There is every evidence that Wojtyla helped individual Jews because he was a good Christian and believed in doing unto others as he would have them do unto him. But there is no sign that he was part of any organized effort to save Jews until some time after the war. There were Polish organizations like Zagoda that worked to save Jews. There were priests and nuns who forged identity papers. Poland was the only country under the Nazi Occupation where you could be shot for helping a Jew. Adam Bujak, Poland's most famous contemporary photographer, remembered people being shot for throwing bread over the ghetto walls. In spite of all that, there were heroic ordinary Polish Catholics who risked their lives to hide Jews. There are even stories of anti-Semitic Catholics who hid Jews and resentfully called them "Christ killers" as they fed them dinner. Wojtyla's lack of involvement is notable.
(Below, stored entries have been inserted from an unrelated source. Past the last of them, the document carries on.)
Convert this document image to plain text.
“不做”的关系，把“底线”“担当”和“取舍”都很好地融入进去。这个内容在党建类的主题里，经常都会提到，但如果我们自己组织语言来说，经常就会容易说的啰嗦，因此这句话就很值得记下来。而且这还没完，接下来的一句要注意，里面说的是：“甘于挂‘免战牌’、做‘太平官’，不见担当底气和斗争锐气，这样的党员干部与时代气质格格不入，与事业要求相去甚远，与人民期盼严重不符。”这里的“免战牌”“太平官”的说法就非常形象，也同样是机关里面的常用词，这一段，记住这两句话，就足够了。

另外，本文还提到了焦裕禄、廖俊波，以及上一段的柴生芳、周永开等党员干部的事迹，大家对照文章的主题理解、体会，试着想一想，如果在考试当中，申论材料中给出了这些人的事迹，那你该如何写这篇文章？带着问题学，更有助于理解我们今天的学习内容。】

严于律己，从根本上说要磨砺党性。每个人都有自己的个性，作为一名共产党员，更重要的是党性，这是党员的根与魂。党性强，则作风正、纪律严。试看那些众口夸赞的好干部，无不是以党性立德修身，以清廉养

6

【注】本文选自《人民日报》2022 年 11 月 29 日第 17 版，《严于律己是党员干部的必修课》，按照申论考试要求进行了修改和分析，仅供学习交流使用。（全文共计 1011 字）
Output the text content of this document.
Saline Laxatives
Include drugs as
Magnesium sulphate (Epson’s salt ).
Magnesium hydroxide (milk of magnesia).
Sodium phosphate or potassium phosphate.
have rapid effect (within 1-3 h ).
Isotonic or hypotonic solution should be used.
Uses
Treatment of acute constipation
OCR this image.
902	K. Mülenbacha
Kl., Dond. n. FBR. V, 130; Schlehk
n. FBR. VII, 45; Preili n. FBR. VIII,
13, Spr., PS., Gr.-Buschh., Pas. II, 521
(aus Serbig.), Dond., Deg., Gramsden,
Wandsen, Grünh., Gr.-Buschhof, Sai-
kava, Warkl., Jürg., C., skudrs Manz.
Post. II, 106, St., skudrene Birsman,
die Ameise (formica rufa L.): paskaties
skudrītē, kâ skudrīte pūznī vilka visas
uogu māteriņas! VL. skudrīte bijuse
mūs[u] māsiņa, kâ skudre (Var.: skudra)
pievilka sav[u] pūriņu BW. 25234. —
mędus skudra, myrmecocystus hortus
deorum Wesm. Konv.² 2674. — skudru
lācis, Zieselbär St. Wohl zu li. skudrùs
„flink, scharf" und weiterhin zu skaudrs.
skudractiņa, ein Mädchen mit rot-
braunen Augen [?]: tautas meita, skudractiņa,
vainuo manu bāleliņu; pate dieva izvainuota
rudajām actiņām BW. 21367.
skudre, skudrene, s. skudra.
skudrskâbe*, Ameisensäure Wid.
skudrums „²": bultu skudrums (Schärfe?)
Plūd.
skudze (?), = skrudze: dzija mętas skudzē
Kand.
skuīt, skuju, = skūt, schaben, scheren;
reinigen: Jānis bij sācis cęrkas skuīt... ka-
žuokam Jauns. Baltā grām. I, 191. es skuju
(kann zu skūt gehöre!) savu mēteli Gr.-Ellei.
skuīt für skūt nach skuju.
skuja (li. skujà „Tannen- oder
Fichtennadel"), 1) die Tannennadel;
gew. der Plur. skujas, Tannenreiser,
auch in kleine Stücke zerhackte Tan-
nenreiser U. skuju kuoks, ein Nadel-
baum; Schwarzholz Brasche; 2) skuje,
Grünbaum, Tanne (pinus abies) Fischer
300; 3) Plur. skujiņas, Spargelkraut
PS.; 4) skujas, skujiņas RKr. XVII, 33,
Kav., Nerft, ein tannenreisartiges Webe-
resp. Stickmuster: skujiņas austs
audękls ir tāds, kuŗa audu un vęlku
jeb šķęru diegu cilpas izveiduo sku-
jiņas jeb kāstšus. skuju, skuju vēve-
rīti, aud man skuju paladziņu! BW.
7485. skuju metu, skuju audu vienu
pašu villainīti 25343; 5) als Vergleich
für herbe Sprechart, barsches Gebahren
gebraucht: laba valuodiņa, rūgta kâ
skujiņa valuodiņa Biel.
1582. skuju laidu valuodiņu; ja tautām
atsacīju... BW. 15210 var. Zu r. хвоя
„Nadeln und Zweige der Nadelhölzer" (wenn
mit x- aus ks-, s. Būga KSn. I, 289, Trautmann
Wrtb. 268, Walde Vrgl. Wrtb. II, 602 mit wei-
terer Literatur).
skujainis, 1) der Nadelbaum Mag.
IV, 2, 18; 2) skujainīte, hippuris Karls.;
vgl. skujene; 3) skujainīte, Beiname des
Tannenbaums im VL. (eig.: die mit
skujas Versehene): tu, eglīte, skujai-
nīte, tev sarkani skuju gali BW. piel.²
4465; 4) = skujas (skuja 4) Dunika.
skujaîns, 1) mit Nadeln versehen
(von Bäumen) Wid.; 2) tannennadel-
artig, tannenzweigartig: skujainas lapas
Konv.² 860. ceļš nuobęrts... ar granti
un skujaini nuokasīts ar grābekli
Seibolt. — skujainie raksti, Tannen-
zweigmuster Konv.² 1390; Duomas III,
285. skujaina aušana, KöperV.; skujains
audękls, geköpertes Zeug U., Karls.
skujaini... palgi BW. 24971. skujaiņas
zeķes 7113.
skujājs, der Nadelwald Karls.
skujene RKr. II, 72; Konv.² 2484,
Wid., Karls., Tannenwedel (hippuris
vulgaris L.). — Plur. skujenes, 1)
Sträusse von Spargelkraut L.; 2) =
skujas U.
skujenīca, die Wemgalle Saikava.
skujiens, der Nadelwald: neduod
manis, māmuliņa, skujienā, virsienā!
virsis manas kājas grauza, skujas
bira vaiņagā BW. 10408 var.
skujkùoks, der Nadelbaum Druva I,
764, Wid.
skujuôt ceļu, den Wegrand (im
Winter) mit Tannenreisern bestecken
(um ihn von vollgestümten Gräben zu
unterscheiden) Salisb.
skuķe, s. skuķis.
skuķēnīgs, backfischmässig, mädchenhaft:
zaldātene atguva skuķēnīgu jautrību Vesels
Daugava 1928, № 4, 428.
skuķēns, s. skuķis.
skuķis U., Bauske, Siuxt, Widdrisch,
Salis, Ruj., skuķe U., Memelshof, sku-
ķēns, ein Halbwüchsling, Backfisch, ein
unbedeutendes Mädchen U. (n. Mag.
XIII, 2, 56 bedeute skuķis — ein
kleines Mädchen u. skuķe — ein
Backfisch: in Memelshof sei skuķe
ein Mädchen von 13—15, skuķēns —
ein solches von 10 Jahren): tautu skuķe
Could he have felt too threatened? It cut much deeper than simple physical fear. Death was no stranger. He had lost mother, brother, father. Possibly what he was feeling was his insubstantiality, that no effort however large or small would matter. At the same time, any effort tainted by violence would put him in the same contaminated world as the aggressors. Every event affirmed and confirmed his helplessness and the horror of violence. When the Nazis first arrived in Krakow, they closed the University and sent his professors to the camp at Sachsenhausen-Oranienburg where many were murdered. One died because he'd been doused with ice cold water and left outside in freezing weather. Friends from the Rhapsodic Theatre had been deported to Auschwitz. Wojtyla was himself arrested in a mass round-up in 1942, but released because he had a job at a quarry. His papers showed he was a worker in a vital industry. Tad Szulc describes how the other men arrested with him were sent to Auschwitz. "On a sunny day in May, twenty-five of them were executed by a firing squad against the 'Wall of Death' at the camp."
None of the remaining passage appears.